Humanitarian access restrictions have also adversely affected the living conditions of millions of vulnerable Afghans who are in need of assistance, UNAMA said.

To overcome the growing challenge of shrinking humanitarian space, aid agencies should uphold and re-demonstrate the principles of neutrality and impartiality, Heggins said.

All sides to the conflict must also ensure a “free space” for independent humanitarian action, Heggins said, adding: “We need to regain the space that humanitarian action needs, in order for agencies to deliver fundamental life-saving services to the population”.

Successful pre-positioning of aid

Despite movement restrictions, UN agencies have been successful in pre-positioning food and non-food relief items across 17 of Afghanistan’s 34 provinces, UNAMA said.

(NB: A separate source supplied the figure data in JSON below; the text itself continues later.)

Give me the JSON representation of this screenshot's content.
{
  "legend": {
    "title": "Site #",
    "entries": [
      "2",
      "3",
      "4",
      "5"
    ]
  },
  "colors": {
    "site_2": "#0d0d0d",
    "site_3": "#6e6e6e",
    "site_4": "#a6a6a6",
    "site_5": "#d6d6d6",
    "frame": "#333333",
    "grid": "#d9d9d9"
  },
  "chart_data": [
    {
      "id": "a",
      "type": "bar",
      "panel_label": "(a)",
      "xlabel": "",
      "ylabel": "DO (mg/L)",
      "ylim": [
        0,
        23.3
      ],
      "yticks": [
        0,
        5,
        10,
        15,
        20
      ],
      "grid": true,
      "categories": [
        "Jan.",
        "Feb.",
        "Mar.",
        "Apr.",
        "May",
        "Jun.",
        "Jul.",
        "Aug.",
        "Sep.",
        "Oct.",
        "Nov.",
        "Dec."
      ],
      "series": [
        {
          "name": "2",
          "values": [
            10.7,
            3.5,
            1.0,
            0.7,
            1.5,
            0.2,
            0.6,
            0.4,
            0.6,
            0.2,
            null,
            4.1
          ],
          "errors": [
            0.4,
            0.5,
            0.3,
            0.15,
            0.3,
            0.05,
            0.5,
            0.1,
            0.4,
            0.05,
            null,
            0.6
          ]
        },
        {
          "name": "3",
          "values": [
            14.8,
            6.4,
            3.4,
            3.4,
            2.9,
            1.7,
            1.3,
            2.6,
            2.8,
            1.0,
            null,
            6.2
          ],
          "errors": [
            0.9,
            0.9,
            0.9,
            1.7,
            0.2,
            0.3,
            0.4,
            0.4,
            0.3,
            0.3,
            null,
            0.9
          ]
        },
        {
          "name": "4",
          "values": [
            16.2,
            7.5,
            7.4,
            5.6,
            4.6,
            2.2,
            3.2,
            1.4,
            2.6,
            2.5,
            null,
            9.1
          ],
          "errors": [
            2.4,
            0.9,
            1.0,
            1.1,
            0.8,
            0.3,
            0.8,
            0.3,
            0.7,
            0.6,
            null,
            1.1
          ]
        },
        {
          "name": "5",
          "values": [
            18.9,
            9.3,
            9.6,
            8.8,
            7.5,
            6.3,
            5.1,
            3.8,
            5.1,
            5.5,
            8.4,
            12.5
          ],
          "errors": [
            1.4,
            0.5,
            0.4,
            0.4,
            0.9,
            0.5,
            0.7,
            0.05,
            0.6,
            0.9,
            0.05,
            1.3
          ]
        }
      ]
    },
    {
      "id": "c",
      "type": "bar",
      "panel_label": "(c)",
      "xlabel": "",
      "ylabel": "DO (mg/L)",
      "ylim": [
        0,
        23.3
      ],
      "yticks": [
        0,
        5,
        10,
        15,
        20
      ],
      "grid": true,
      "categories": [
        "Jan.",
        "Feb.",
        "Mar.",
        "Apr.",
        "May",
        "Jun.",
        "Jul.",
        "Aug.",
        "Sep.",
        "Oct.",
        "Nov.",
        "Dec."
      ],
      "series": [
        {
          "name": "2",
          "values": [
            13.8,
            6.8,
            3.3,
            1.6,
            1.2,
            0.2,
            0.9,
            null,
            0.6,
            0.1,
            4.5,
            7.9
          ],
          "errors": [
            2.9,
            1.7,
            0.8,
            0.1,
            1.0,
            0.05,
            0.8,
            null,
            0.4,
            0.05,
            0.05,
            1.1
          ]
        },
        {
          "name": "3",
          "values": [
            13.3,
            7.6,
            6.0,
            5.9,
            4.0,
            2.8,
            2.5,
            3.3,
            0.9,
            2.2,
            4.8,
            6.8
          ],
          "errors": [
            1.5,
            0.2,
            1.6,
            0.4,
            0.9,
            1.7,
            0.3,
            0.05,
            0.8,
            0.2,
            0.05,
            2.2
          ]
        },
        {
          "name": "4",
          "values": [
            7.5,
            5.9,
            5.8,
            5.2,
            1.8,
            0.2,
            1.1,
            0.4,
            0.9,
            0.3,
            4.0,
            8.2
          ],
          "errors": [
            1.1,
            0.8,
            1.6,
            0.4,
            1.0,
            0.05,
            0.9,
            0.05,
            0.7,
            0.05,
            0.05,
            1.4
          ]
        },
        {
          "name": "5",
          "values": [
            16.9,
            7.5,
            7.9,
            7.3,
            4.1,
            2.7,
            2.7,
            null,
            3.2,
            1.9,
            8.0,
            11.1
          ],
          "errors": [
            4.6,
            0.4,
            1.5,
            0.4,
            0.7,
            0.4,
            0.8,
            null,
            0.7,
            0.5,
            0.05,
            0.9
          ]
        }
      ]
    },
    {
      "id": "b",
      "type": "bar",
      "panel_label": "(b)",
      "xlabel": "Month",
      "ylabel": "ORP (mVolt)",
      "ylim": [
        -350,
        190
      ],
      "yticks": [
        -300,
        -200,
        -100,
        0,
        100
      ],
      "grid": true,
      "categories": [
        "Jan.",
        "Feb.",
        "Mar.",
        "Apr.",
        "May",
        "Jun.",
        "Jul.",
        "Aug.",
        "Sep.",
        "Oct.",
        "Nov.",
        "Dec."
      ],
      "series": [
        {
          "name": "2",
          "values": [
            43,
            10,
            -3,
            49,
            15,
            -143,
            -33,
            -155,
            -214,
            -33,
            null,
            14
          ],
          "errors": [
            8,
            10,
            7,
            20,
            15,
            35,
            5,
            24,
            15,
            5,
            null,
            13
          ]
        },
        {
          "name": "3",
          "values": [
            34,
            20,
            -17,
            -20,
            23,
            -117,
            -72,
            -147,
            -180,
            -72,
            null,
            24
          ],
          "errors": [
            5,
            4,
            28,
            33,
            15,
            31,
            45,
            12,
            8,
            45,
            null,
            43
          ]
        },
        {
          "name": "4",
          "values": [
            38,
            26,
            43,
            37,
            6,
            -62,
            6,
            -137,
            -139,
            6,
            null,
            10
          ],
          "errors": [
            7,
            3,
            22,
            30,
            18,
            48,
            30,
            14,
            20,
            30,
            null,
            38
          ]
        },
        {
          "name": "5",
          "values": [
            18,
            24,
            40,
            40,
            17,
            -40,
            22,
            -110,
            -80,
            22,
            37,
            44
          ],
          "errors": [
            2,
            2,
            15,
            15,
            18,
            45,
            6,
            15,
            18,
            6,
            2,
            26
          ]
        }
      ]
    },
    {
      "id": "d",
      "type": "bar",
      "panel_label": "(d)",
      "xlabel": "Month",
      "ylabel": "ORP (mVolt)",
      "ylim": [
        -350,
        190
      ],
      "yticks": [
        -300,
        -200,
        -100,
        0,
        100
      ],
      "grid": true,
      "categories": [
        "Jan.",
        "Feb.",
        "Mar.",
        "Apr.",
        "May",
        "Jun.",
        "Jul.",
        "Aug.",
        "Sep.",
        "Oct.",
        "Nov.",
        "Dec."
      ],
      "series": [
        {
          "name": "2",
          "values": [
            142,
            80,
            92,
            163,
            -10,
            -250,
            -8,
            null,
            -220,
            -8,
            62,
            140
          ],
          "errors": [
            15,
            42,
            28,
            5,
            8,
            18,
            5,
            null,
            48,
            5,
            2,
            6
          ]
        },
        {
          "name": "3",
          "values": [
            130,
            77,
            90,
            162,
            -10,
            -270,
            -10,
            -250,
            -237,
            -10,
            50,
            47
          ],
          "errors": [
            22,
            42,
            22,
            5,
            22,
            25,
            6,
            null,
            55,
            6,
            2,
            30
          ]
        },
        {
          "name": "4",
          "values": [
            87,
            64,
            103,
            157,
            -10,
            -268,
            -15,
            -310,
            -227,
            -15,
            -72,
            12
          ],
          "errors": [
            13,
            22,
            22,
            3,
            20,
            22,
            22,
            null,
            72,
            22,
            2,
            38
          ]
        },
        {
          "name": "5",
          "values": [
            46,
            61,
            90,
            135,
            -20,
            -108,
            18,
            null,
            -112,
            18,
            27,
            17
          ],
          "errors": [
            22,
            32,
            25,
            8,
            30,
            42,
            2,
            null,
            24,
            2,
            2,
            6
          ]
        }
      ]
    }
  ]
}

UN officials said that of the planned 22,000-plus metric tonnes (mt) of mixed food aid and non-food items for high elevation areas, where heavy snow and rainfall block roads during winter, up to 90 percent of the aid had already been delivered and stocked in different locations across the country.

The UN World Food Programme (WFP) on 25 November resumed deliveries through a dangerous intersection in southern Afghanistan, and despatched 254 mt of food aid to Herat Province, western Afghanistan.

In June 2007 WFP had been forced to suspend deliveries in the area following increased attacks on its food convoys. Unidentified gunmen torched a truck hired by WFP and looted its 15,000 mt of fortified biscuits in the second week of December, UNAMA confirmed.

According to UNAMA, over four million needy Afghans have received humanitarian relief - mostly food aid, in 2007.